Meta uses a custom VCS. They recently released sapling: https://sapling-scm.com/docs/introduction/

In general, the philosophy of distributed VCS being better than centralized is actually quite questionable. I want to know what my coworkers are up to and what they’re working on to avoid merge conflicts. DVCS without constant out-of-VCS synchronization causes more merge hell. Git’s default packfile settings are nightmarish — most checkouts should be depth==1, and they should be dynamic only when that file is accessed locally. Deeper integrations of VCS with build systems and file systems can make things even better. I think there’s still tons of room for innovation in the VCS space. The domain naturally opposes change because people don’t want to break their core workflows.
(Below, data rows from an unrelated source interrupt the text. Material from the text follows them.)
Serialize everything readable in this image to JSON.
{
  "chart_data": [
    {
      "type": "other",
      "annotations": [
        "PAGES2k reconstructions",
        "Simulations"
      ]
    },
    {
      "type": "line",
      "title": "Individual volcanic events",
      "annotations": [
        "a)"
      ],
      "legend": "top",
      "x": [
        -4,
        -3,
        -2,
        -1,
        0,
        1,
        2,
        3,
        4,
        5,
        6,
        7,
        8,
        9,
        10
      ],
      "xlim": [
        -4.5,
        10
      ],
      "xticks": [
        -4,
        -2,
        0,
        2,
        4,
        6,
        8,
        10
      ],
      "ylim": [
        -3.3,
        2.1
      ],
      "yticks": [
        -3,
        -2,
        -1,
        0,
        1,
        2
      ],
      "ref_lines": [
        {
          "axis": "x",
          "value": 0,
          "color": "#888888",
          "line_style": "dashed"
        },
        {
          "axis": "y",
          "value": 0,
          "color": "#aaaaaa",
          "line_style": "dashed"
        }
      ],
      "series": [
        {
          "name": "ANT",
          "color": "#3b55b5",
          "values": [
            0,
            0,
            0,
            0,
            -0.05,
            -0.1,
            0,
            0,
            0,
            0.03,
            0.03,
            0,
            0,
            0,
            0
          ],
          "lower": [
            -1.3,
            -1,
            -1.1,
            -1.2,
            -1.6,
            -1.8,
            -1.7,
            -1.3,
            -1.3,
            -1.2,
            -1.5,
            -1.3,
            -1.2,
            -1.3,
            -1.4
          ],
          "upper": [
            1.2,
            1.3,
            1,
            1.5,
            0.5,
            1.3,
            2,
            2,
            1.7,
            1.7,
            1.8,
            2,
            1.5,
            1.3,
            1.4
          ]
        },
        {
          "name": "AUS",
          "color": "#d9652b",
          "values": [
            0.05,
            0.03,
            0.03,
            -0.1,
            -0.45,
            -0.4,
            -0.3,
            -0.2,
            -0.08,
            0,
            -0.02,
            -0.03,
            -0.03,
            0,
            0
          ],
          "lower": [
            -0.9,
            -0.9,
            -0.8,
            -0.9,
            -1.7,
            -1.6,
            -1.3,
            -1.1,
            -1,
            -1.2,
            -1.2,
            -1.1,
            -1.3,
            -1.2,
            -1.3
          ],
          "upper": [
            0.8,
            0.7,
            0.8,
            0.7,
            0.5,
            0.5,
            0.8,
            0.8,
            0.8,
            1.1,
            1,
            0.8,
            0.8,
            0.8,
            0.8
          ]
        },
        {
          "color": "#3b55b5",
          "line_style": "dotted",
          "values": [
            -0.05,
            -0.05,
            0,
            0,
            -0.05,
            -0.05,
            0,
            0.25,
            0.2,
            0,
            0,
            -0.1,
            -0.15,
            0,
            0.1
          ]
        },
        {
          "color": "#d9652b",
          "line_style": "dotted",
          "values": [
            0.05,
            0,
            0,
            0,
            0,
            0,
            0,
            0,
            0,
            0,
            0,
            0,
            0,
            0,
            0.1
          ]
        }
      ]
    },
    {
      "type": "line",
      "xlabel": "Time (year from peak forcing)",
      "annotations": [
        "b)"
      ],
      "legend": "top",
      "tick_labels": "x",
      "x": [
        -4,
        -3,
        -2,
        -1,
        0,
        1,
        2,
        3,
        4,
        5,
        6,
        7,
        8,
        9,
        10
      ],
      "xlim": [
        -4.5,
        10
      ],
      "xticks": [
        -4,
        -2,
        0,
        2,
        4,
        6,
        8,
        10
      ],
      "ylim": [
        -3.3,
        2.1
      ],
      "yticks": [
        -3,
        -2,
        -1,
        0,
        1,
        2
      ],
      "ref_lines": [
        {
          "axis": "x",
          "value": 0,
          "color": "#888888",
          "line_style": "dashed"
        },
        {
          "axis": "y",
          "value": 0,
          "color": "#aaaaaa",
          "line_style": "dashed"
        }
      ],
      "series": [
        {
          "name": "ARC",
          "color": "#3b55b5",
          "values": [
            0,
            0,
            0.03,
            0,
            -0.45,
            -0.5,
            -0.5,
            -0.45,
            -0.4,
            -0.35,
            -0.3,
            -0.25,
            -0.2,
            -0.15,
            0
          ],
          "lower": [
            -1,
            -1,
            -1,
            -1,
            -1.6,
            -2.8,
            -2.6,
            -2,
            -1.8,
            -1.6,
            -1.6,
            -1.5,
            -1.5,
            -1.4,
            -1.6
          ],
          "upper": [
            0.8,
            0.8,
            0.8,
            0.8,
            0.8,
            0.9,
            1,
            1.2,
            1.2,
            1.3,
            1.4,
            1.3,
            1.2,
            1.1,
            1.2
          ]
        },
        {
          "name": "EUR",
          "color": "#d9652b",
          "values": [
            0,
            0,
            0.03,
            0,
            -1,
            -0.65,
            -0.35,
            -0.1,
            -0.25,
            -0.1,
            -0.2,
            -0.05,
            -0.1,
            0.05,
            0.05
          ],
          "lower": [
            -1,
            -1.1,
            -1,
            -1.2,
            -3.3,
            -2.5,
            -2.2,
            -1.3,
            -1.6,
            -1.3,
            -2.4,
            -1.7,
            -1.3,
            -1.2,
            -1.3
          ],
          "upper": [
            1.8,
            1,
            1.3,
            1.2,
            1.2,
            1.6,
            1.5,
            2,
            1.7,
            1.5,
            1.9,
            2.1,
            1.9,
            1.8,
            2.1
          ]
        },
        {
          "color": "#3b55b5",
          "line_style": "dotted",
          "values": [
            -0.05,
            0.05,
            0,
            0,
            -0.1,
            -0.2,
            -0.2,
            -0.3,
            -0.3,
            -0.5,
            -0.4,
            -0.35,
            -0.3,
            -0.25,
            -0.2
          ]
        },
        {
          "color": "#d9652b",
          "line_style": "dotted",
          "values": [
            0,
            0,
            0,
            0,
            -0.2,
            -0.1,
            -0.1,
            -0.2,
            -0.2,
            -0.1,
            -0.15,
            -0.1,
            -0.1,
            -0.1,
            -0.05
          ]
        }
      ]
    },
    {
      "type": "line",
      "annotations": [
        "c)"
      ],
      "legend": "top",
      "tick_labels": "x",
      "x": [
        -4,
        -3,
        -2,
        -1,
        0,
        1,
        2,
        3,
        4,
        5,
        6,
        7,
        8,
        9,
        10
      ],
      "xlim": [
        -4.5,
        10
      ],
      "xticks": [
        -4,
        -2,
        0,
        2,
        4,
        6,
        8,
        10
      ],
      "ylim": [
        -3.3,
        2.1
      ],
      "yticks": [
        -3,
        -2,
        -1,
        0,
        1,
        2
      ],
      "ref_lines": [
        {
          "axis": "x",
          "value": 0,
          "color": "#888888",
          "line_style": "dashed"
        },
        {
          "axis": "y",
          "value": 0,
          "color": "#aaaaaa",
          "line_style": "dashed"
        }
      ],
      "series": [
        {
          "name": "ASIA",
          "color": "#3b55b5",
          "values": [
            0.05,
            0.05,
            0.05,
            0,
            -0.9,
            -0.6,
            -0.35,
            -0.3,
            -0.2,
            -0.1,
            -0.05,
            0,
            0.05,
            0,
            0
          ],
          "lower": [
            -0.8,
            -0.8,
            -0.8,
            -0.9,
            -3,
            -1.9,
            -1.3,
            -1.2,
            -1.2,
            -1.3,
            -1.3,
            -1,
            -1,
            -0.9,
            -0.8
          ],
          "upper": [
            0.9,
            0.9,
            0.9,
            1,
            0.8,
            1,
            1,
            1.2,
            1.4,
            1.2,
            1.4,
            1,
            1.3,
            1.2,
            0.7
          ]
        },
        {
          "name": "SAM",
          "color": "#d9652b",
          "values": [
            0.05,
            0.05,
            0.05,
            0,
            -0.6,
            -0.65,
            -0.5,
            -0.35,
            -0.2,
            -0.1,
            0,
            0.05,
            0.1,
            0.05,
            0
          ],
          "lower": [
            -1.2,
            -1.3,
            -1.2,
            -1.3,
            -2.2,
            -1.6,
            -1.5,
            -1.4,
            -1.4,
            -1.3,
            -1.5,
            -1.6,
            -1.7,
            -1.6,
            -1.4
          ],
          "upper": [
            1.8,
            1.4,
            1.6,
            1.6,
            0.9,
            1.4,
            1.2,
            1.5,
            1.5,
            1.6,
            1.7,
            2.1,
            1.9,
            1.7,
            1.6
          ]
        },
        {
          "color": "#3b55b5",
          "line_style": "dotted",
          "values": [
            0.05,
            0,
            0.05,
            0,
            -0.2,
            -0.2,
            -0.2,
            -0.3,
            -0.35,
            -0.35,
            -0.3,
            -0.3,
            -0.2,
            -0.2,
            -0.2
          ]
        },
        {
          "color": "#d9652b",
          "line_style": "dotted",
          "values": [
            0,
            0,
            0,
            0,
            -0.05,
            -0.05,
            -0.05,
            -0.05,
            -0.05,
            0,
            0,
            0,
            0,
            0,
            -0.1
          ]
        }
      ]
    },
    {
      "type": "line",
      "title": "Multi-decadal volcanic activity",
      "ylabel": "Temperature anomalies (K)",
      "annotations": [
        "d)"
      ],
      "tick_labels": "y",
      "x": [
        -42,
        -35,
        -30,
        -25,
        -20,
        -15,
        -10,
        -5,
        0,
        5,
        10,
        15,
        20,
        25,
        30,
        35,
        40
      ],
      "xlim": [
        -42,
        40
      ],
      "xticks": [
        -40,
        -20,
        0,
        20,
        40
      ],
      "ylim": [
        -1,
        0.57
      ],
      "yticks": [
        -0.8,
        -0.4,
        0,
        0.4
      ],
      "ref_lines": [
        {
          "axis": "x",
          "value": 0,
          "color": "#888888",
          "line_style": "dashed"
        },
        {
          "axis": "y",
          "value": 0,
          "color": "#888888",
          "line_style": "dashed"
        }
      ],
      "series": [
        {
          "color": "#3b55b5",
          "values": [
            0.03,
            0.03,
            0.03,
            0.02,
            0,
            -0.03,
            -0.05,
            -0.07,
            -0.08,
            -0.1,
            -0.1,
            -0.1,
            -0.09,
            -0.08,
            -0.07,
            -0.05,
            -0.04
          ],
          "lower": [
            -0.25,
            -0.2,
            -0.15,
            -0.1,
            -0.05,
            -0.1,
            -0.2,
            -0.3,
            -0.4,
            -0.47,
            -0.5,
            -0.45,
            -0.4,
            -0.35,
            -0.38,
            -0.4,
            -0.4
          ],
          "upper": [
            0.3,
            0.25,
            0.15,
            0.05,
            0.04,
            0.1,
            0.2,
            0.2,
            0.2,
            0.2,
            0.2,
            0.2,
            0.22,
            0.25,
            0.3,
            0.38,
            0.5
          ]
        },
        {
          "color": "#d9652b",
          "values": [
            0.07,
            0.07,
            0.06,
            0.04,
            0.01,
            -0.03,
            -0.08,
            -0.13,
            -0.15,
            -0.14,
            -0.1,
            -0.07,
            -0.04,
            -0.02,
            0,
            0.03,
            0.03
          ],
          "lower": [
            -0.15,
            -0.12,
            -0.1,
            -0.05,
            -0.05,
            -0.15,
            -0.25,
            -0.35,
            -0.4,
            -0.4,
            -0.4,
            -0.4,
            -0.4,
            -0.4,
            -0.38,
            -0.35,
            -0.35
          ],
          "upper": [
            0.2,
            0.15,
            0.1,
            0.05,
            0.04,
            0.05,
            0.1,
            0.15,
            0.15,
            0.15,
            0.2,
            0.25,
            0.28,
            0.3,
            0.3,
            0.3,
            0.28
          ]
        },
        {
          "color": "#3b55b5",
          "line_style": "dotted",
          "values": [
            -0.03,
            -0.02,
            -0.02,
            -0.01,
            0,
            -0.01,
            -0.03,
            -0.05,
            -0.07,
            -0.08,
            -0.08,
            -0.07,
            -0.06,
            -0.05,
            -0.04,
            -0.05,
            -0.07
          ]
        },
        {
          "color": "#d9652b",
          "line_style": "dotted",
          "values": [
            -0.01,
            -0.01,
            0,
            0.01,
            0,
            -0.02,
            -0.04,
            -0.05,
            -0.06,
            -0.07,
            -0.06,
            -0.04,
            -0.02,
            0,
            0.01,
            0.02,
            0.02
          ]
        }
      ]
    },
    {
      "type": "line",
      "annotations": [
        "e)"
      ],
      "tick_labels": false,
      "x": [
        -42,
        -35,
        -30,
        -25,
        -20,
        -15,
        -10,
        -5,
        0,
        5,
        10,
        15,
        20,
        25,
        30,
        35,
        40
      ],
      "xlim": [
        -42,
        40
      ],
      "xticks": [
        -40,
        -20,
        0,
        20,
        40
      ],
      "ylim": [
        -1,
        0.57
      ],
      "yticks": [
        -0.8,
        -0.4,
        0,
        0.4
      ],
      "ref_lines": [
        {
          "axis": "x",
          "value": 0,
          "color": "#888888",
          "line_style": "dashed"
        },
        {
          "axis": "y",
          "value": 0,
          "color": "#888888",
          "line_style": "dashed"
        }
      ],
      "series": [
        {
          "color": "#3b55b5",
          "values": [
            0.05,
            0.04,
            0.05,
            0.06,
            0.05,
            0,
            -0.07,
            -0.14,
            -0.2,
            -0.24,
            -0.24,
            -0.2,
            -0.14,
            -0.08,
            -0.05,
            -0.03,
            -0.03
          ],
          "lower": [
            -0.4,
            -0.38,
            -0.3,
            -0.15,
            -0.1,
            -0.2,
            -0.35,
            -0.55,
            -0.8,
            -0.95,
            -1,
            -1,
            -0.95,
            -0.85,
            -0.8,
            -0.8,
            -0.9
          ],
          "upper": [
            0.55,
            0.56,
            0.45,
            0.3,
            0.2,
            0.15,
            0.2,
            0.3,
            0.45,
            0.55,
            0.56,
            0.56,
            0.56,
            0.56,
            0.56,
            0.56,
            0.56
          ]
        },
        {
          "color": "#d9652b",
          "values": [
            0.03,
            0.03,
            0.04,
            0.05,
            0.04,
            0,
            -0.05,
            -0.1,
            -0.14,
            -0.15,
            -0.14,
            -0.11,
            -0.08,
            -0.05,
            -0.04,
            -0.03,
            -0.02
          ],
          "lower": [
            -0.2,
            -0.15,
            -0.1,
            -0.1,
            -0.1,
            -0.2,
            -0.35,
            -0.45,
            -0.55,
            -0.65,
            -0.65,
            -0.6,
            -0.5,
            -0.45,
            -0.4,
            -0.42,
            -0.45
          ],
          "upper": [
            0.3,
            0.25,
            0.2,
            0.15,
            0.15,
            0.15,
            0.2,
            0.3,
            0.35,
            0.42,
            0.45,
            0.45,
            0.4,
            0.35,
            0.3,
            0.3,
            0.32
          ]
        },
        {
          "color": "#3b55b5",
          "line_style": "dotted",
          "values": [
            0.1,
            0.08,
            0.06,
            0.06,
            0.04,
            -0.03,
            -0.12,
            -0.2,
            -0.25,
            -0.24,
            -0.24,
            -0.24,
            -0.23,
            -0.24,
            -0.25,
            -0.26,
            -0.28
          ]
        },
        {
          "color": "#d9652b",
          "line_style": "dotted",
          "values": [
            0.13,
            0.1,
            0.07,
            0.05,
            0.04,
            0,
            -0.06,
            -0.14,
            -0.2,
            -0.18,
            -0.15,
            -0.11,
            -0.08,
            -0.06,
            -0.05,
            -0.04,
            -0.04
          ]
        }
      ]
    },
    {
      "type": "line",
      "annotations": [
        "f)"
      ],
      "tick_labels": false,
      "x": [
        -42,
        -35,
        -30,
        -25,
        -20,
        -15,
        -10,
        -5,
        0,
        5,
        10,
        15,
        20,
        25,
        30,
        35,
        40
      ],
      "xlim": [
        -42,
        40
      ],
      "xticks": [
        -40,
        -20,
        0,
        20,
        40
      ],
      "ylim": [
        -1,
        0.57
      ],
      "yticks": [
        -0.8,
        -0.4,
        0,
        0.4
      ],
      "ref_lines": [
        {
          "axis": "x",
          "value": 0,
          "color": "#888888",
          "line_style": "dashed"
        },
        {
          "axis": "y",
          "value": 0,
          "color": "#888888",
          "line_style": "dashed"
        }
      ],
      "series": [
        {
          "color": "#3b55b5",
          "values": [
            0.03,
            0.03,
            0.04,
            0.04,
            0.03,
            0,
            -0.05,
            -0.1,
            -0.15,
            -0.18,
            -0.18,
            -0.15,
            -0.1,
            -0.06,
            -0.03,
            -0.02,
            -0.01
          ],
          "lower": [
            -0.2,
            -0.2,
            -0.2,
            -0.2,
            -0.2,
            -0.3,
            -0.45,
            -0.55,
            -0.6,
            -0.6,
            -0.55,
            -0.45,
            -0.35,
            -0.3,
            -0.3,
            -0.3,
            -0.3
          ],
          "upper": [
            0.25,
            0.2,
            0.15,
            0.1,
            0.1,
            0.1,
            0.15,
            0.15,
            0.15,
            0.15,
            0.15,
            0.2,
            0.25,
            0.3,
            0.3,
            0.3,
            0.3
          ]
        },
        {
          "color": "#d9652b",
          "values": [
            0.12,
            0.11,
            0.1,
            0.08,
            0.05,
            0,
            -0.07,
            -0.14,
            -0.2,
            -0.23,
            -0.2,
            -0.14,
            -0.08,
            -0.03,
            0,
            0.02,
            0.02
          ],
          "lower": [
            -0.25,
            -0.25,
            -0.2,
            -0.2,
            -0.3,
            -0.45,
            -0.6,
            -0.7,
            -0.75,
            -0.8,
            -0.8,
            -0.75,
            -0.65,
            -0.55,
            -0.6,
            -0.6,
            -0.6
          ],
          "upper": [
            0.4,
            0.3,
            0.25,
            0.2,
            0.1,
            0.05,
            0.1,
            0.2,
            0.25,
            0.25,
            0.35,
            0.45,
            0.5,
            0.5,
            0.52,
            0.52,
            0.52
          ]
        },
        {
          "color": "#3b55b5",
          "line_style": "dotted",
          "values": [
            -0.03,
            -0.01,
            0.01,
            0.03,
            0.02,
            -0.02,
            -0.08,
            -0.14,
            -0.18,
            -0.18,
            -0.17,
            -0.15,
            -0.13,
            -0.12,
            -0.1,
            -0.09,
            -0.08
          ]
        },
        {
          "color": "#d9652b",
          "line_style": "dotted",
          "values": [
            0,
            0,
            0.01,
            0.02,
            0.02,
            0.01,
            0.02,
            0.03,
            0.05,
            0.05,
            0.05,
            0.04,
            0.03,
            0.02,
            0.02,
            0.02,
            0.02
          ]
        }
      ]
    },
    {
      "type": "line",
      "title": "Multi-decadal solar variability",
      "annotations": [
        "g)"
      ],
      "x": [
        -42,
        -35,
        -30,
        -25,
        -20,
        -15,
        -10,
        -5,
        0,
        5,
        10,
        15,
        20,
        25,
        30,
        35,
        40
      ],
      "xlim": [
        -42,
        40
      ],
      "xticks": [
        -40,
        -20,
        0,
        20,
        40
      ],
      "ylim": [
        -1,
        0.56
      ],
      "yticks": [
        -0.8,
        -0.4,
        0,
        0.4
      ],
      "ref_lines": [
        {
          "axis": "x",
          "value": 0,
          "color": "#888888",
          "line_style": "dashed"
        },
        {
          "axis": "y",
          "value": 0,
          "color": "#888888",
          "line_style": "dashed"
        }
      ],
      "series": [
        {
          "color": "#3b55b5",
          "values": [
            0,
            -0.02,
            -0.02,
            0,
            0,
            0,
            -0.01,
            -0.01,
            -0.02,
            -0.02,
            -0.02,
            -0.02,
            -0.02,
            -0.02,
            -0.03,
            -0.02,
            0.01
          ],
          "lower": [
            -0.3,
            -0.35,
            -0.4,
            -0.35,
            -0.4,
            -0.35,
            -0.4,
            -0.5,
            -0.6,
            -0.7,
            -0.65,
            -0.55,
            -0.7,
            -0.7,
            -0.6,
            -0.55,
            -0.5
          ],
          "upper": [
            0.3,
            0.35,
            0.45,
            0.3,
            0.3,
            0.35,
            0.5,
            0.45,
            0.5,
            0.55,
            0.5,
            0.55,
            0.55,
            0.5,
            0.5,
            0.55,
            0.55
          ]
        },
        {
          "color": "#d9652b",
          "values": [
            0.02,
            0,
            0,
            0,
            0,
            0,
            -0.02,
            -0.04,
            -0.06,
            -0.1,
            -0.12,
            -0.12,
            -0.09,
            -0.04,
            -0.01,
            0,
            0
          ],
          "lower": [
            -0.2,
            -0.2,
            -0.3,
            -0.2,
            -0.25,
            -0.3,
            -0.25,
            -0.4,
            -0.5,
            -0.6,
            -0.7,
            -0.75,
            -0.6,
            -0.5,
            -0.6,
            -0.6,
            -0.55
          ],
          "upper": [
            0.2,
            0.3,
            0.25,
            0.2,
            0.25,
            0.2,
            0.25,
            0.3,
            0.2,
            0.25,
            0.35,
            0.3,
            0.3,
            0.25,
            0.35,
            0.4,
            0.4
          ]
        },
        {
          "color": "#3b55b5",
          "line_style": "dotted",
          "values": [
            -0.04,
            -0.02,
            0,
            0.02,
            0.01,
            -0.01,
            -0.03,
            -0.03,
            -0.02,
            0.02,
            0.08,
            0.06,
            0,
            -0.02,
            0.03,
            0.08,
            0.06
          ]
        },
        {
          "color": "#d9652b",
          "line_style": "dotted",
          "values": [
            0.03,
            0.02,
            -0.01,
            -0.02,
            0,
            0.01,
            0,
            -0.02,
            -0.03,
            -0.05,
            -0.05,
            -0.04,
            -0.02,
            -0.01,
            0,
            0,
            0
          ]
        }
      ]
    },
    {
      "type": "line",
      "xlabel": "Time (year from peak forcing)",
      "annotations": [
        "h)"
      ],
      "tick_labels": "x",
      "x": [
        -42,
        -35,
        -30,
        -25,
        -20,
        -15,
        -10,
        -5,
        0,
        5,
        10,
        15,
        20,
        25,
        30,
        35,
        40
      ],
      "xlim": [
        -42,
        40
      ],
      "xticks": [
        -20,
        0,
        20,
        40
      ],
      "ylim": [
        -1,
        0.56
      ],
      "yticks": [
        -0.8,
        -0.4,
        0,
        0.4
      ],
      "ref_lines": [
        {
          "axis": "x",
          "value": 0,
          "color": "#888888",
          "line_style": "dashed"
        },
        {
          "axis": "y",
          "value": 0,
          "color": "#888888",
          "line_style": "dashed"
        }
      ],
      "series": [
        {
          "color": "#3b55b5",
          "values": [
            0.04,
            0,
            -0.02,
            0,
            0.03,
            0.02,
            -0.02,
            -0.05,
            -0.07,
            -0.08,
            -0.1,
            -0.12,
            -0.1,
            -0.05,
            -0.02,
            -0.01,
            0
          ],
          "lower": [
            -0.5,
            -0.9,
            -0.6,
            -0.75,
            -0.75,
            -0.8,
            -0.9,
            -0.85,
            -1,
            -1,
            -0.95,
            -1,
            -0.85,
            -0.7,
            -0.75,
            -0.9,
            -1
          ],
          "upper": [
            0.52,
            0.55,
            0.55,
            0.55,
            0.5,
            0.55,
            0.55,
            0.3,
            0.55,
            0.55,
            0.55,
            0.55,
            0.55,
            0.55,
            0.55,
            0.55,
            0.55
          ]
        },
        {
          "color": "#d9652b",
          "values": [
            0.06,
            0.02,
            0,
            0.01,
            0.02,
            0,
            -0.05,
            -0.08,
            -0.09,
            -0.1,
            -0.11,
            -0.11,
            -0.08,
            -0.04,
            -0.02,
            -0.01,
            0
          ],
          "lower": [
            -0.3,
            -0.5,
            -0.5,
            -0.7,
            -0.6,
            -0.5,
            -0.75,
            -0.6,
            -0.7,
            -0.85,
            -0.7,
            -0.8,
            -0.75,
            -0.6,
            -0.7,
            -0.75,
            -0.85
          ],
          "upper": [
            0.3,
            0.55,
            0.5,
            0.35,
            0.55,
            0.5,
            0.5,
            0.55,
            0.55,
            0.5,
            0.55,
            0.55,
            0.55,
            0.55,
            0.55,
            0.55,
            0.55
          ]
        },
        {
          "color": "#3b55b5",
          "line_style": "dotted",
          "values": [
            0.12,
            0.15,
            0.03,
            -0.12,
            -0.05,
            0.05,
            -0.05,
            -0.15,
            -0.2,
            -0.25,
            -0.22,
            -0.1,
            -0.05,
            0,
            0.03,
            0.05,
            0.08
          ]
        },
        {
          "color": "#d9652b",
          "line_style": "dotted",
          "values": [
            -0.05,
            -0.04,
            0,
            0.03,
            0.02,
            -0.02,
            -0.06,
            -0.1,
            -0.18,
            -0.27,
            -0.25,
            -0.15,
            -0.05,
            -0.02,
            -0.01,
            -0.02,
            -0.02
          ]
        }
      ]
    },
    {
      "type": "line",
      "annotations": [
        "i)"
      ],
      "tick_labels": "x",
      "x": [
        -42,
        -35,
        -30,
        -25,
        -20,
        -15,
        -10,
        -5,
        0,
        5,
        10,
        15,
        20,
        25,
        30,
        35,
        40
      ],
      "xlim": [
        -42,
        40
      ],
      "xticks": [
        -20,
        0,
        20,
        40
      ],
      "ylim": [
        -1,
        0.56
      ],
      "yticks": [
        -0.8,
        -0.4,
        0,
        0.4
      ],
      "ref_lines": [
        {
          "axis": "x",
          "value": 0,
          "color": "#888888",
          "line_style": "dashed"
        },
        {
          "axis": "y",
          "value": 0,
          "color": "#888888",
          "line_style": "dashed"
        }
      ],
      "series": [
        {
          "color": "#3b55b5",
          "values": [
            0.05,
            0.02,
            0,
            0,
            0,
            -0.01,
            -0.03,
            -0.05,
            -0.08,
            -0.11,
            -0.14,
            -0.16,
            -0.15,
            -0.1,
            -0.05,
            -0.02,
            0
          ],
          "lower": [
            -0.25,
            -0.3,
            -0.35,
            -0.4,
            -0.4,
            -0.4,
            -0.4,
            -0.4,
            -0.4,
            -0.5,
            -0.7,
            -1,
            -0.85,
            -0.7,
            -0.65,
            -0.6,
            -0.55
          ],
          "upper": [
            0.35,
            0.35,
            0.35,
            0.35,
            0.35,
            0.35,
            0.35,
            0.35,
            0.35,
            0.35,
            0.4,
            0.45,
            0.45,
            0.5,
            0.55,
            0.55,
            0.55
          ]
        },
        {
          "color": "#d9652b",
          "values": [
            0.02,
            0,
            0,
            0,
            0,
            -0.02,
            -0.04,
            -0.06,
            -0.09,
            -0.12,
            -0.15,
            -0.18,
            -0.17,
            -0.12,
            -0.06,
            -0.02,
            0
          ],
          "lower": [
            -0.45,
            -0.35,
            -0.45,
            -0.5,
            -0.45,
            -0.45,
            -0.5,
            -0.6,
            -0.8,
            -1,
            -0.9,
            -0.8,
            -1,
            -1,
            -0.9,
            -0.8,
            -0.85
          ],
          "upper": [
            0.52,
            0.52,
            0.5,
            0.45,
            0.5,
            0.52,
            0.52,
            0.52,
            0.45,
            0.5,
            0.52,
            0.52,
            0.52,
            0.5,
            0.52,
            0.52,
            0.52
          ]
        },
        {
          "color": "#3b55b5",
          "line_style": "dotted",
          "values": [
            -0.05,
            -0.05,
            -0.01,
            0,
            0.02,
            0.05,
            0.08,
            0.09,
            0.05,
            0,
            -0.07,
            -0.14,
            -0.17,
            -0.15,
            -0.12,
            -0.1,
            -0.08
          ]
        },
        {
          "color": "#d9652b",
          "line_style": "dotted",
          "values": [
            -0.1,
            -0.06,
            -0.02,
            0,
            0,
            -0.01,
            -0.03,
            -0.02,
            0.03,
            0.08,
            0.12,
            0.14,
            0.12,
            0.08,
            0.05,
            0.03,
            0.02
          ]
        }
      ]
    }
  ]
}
It's interesting to point out that almost all of Microsoft's "augmentations" to git have been open source and many of them have made it into git upstream already and come "ready to configure" in git today ("conical" sparse checkouts, a lot of steady improvements to sparse checkouts, git commit-graph, subtle and not-so-subtle packfile improvements, reflog improvements, more). A lot of it is opt-in stuff because of backwards compatibility or extra overhead that small/medium-sized repos won't need, but so much of it is there to be used by anyone, not just the big corporations.

I think it is neat that at least one company with mega-repos is trying to lift all boats, not just their own.

  • Meta and Google both have been using mercurial and they have also been contributing back to upstream mercurial.

git submodules have a bad ux but it's certainly not worse than Android's custom tooling. I understand why they did it but in retrospect that seems like an obvious mistake to me.